David Shultz is a freelance writer who lives in Santa Barbara, California. His writing has appeared in The Atlantic, Outside and Nautilus, among other publications.

The Capitol at Sunset
Courtesy of Mike Stoll via Unsplash

Over the weekend Senate Democrats officially passed the Inflation Reduction Act in what amounts to President Biden’s biggest legislative win so far. The bill includes a host of broad-spectrum economic policy changes and completely reworks the subsidies for electric vehicle purchases. The law still has to get through the House, but this should be a much smaller hurdle.

dot.LA covered the bill in depth as it neared the goal line at the end of July, and the final iteration doesn’t change much. To recap:

1. The rebate total stays $7,500 but is broken into two $3,750 chunks tied to how much of the car and its battery are made in the US.

2. The manufacturer caps are eliminated, meaning even EV companies that have sold more than 20,000 vehicles are once again eligible.

3. Rebates will now only apply to cars priced below $55,000 and trucks/SUVs below $80,000

With the new system placing a renewed emphasis on American manufacturing and assembly, the calculus of which vehicles cost how much is still being worked out. The most comprehensive (but unofficial!) list I’ve seen has come from Reddit user u/Mad691.

In addition to the EV rebate program, the bill also includes a number of economic incentives aimed at curbing emissions and accelerating the country’s transition to electric vehicles.

There’s $20 billion earmarked for the construction of new clean vehicle manufacturing facilities and $3 billion will go help electrify the USPS delivery fleet. Another $3 billion will go to electrifying the nation’s ports. Then there’s $1 billion for zero-emission trucks and buses.

Now that the bill is about to be codified into law, VC investment in the sector might heat up in response to the new money flowing in.

“I do anticipate more climate funds standing up to invest in EV infrastructure,” says Taj Ahmad Eldridge, a partner at Include Ventures and the director at CREST an ARES Foundation initiative with JFF/WRI that aims to provide training for people in the new green economy. “However, we do see funds being a little more thoughtful on diligence and taking their time to fund the right investment.”

The sentiment seems to be shared across Southern California. ChargeNet CEO and Co-Founder Tosh Dutt says the Inflation Reduction Act “super charges” the company’s effort to build infrastructure across the country.

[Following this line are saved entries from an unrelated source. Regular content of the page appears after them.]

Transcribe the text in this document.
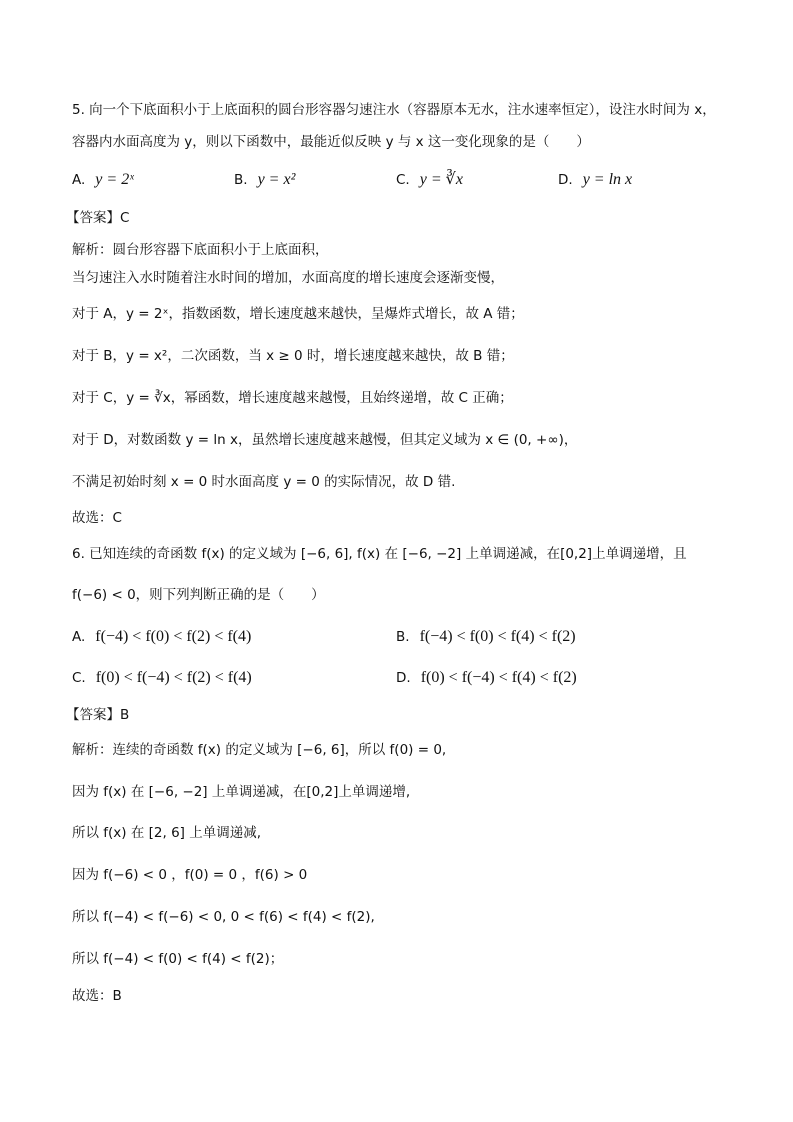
5. 向一个下底面积小于上底面积的圆台形容器匀速注水（容器原本无水，注水速率恒定），设注水时间为 x，
容器内水面高度为 y，则以下函数中，最能近似反映 y 与 x 这一变化现象的是（　　）
A. y = 2ˣ	B. y = x²	C. y = ∛x	D. y = ln x
【答案】C
解析：圆台形容器下底面积小于上底面积，
当匀速注入水时随着注水时间的增加，水面高度的增长速度会逐渐变慢，
对于 A，y = 2ˣ，指数函数，增长速度越来越快，呈爆炸式增长，故 A 错；
对于 B，y = x²，二次函数，当 x ≥ 0 时，增长速度越来越快，故 B 错；
对于 C，y = ∛x，幂函数，增长速度越来越慢，且始终递增，故 C 正确；
对于 D，对数函数 y = ln x，虽然增长速度越来越慢，但其定义域为 x ∈ (0, +∞)，
不满足初始时刻 x = 0 时水面高度 y = 0 的实际情况，故 D 错.
故选：C
6. 已知连续的奇函数 f(x) 的定义域为 [−6, 6], f(x) 在 [−6, −2] 上单调递减，在[0,2]上单调递增，且
f(−6) < 0，则下列判断正确的是（　　）
A. f(−4) < f(0) < f(2) < f(4)	B. f(−4) < f(0) < f(4) < f(2)
C. f(0) < f(−4) < f(2) < f(4)	D. f(0) < f(−4) < f(4) < f(2)
【答案】B
解析：连续的奇函数 f(x) 的定义域为 [−6, 6]，所以 f(0) = 0,
因为 f(x) 在 [−6, −2] 上单调递减，在[0,2]上单调递增,
所以 f(x) 在 [2, 6] 上单调递减,
因为 f(−6) < 0 ，f(0) = 0 ，f(6) > 0
所以 f(−4) < f(−6) < 0, 0 < f(6) < f(4) < f(2),
所以 f(−4) < f(0) < f(4) < f(2)；
故选：B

“This investment accelerates the transition to renewable energy and gives companies like ChargeNet Stations the confidence to expand more rapidly, especially in underserved communities,” says Dutt.

For Rivian, the bill’s passage has left would-be customers in a sort of limbo. Because many of their models will exceed the $80,000 cap for trucks and SUVs after options, customers who’ve preordered are scrambling to sign buyers’ agreements to take advantage of the current EV rebate scheme which doesn’t include price caps. As I noted in the previous article, if you buy an EV before the bill is signed, you’re eligible for the current rebate system even if the vehicle isn’t delivered until 2023. Any existing contracts under the current system will remain valid.

With the legislation seemingly on the fast track to become law, it’s unclear whether or not Rivian will expedite the purchasing process to allow customers to sign the buyers’ agreement before the new rebate program becomes the law of the land. Tick tock!